Nestas condições, absorvemos essa consideração para pensar que cada obra audiovisual superoitista participante da Jornada, como objeto desse estudo, está inserido em seu tempo específico, mas pode marcar o tempo dentro de outra obra o que amplia a possibilidade da construção de uma identidade narrativa.

Tendo em vista essas considerações, nossa proposta metodológica visa identificar as possíveis formas de apreender as ações narradas por meio da identidade narrativa, tendo a produção mimética das obras audiovisuais que se definem enquanto objeto deste estudo. De maneira geral, a identidade narrativa se torna importante e proveitosa para o entendimento tanto de quem somos quanto do que somos capazes com seres humanos, na medida em que ela considera a possibilidade de uma identidade dinâmica.

Encontramos já neste ponto a ideia de que o si é o ‘mesmo’ si, mas apenas considerando o duplo sentido de mesmidade como identidade nos termos de

idem e ipse, que seriam desenvolvidos em O si mesmo como um outro.
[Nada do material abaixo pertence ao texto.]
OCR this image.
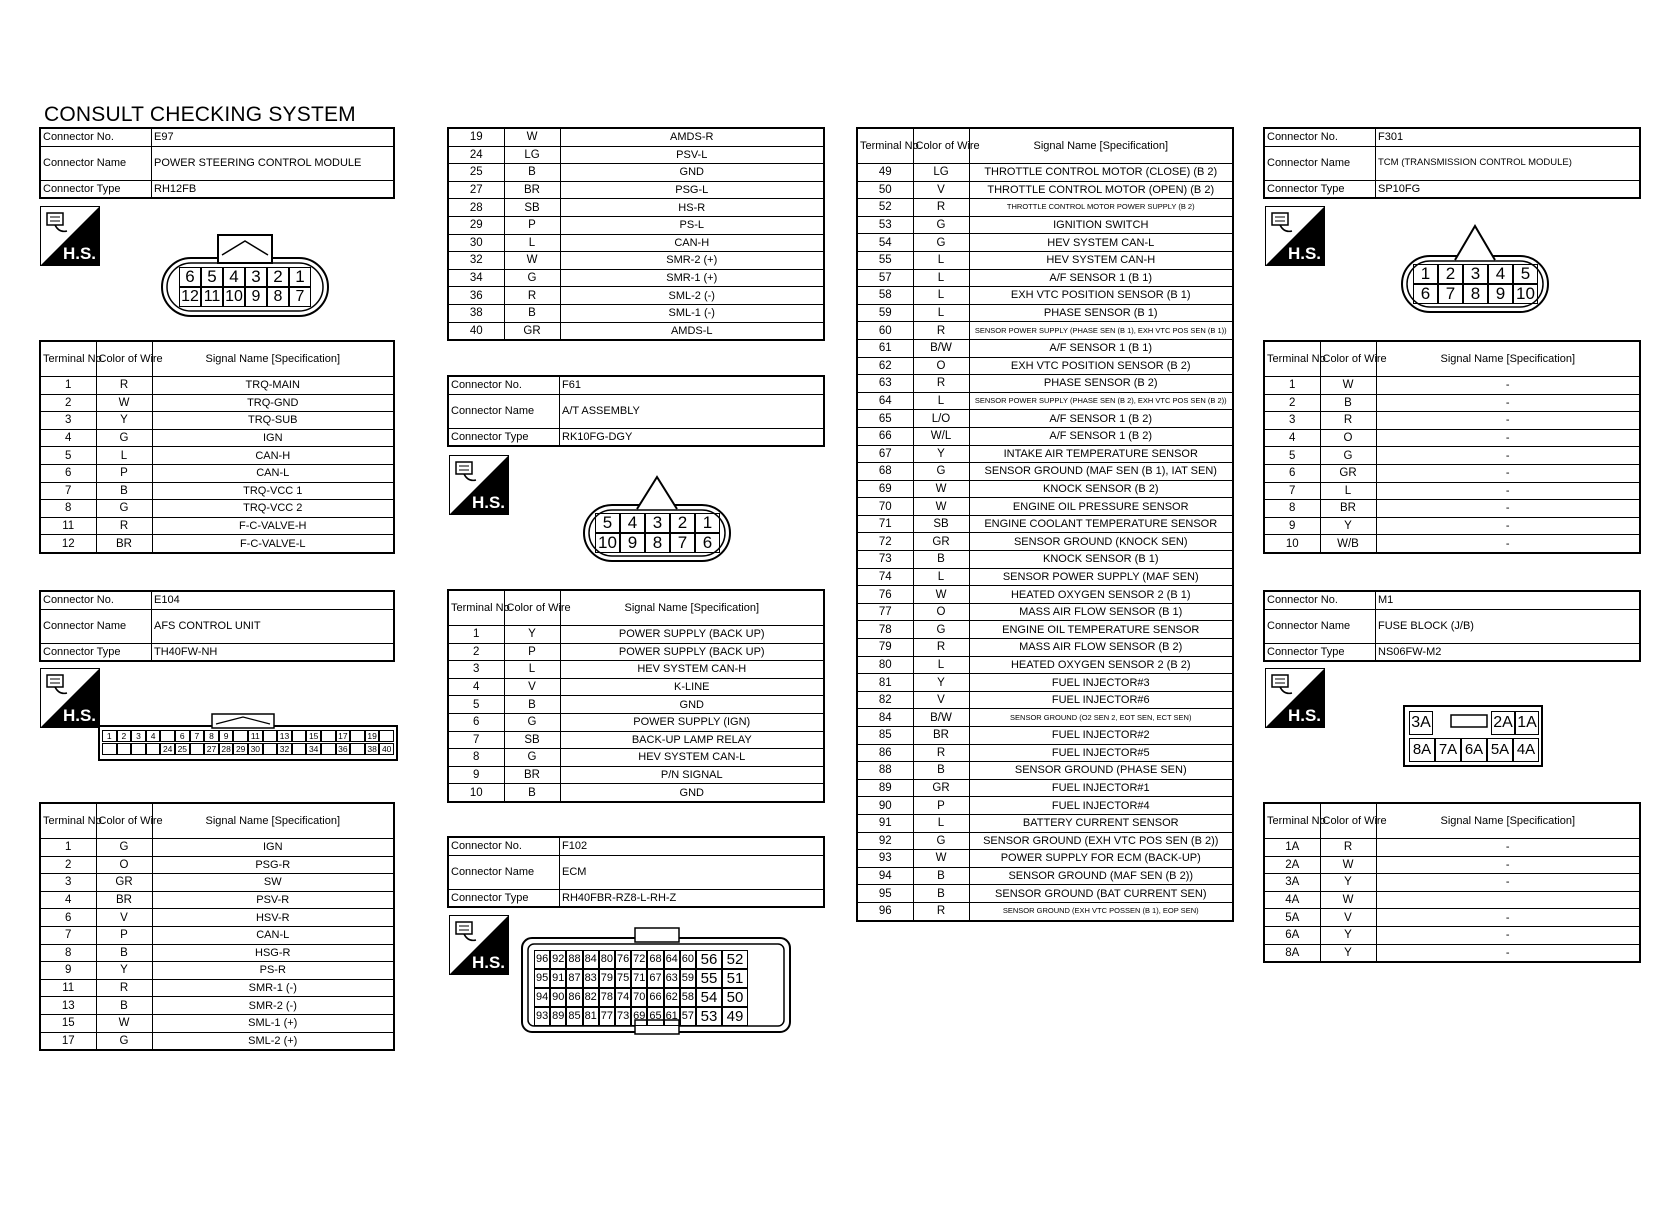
CONSULT CHECKING SYSTEM
Connector No.	E97
Connector Name	POWER STEERING CONTROL MODULE
Connector Type	RH12FB
H.S.
6 5 4 3 2 1
12 11 10 9 8 7
Terminal No.	Color of Wire	Signal Name [Specification]
1	R	TRQ-MAIN
2	W	TRQ-GND
3	Y	TRQ-SUB
4	G	IGN
5	L	CAN-H
6	P	CAN-L
7	B	TRQ-VCC 1
8	G	TRQ-VCC 2
11	R	F-C-VALVE-H
12	BR	F-C-VALVE-L
Connector No.	E104
Connector Name	AFS CONTROL UNIT
Connector Type	TH40FW-NH
H.S.
1	2	3	4	6	7	8	9	11	13	15	17	19
24 25	27 28 29 30	32	34	36	38 40
Terminal No.	Color of Wire	Signal Name [Specification]
1	G	IGN
2	O	PSG-R
3	GR	SW
4	BR	PSV-R
6	V	HSV-R
7	P	CAN-L
8	B	HSG-R
9	Y	PS-R
11	R	SMR-1 (-)
13	B	SMR-2 (-)
15	W	SML-1 (+)
17	G	SML-2 (+)
19	W	AMDS-R
24	LG	PSV-L
25	B	GND
27	BR	PSG-L
28	SB	HS-R
29	P	PS-L
30	L	CAN-H
32	W	SMR-2 (+)
34	G	SMR-1 (+)
36	R	SML-2 (-)
38	B	SML-1 (-)
40	GR	AMDS-L
Connector No.	F61
Connector Name	A/T ASSEMBLY
Connector Type	RK10FG-DGY
H.S.
5 4 3 2 1
10 9 8 7 6
Terminal No.	Color of Wire	Signal Name [Specification]
1	Y	POWER SUPPLY (BACK UP)
2	P	POWER SUPPLY (BACK UP)
3	L	HEV SYSTEM CAN-H
4	V	K-LINE
5	B	GND
6	G	POWER SUPPLY (IGN)
7	SB	BACK-UP LAMP RELAY
8	G	HEV SYSTEM CAN-L
9	BR	P/N SIGNAL
10	B	GND
Connector No.	F102
Connector Name	ECM
Connector Type	RH40FBR-RZ8-L-RH-Z
H.S.	96 92 88 84 80 76 72 68 64 60 56 52
95 91 87 83 79 75 71 67 63 59 55 51
94 90 86 82 78 74 70 66 62 58 54 50
93 89 85 81 77 73 69 65 61 57 53 49
Terminal No.	Color of Wire	Signal Name [Specification]
49	LG	THROTTLE CONTROL MOTOR (CLOSE) (B 2)
50	V	THROTTLE CONTROL MOTOR (OPEN) (B 2)
52	R	THROTTLE CONTROL MOTOR POWER SUPPLY (B 2)
53	G	IGNITION SWITCH
54	G	HEV SYSTEM CAN-L
55	L	HEV SYSTEM CAN-H
57	L	A/F SENSOR 1 (B 1)
58	L	EXH VTC POSITION SENSOR (B 1)
59	L	PHASE SENSOR (B 1)
60	R	SENSOR POWER SUPPLY (PHASE SEN (B 1), EXH VTC POS SEN (B 1))
61	B/W	A/F SENSOR 1 (B 1)
62	O	EXH VTC POSITION SENSOR (B 2)
63	R	PHASE SENSOR (B 2)
64	L	SENSOR POWER SUPPLY (PHASE SEN (B 2), EXH VTC POS SEN (B 2))
65	L/O	A/F SENSOR 1 (B 2)
66	W/L	A/F SENSOR 1 (B 2)
67	Y	INTAKE AIR TEMPERATURE SENSOR
68	G	SENSOR GROUND (MAF SEN (B 1), IAT SEN)
69	W	KNOCK SENSOR (B 2)
70	W	ENGINE OIL PRESSURE SENSOR
71	SB	ENGINE COOLANT TEMPERATURE SENSOR
72	GR	SENSOR GROUND (KNOCK SEN)
73	B	KNOCK SENSOR (B 1)
74	L	SENSOR POWER SUPPLY (MAF SEN)
76	W	HEATED OXYGEN SENSOR 2 (B 1)
77	O	MASS AIR FLOW SENSOR (B 1)
78	G	ENGINE OIL TEMPERATURE SENSOR
79	R	MASS AIR FLOW SENSOR (B 2)
80	L	HEATED OXYGEN SENSOR 2 (B 2)
81	Y	FUEL INJECTOR#3
82	V	FUEL INJECTOR#6
84	B/W	SENSOR GROUND (O2 SEN 2, EOT SEN, ECT SEN)
85	BR	FUEL INJECTOR#2
86	R	FUEL INJECTOR#5
88	B	SENSOR GROUND (PHASE SEN)
89	GR	FUEL INJECTOR#1
90	P	FUEL INJECTOR#4
91	L	BATTERY CURRENT SENSOR
92	G	SENSOR GROUND (EXH VTC POS SEN (B 2))
93	W	POWER SUPPLY FOR ECM (BACK-UP)
94	B	SENSOR GROUND (MAF SEN (B 2))
95	B	SENSOR GROUND (BAT CURRENT SEN)
96	R	SENSOR GROUND (EXH VTC POSSEN (B 1), EOP SEN)
Connector No.	F301
Connector Name	TCM (TRANSMISSION CONTROL MODULE)
Connector Type	SP10FG
H.S.
1 2 3 4 5
6 7 8 9 10
Terminal No.	Color of Wire	Signal Name [Specification]
1	W	-
2	B	-
3	R	-
4	O	-
5	G	-
6	GR	-
7	L	-
8	BR	-
9	Y	-
10	W/B	-
Connector No.	M1
Connector Name	FUSE BLOCK (J/B)
Connector Type	NS06FW-M2
H.S.	3A	2A 1A
8A 7A 6A 5A 4A
Terminal No.	Color of Wire	Signal Name [Specification]
1A	R	-
2A	W	-
3A	Y	-
4A	W	
5A	V	-
6A	Y	-
8A	Y	-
Trata- se do si que pode ‘incluir mudança, mutação dentro da coesão de uma vida (PELLAUER, 2013, p. 79).

Como a nossa proposta visa relacionar conceitos teórico-metodológicos das análises sobre tempo e narrativa em que se sustenta o método da tríplice mímesis na forma de se pensar a produção, exibição e circulação das obras audiovisuais no Maranhão por meio da Jornada. Neste contexto, apropriarmos da categoria da identidade narrativa condicionada a ação narrativa destas produções e de que forma se estabelece a

comunicação/interação com seus espectadores. É a partir da análise dessas categorias que sinalizaremos propostas de uma identidade cinematográfica maranhense.

No final de nossa investigação sobre a refiguração do tempo pela narrativa perceberemos que por meio da produção das obras fílmicas define-se uma identidade narrativa de um indivíduo, de um grupo ou de um povo por meio de uma narrativa anterior e posterior e da cadeia de refigurações que disso resulta. Desta forma, a identidade narrativa é a resolução poética do círculo hermenêutico.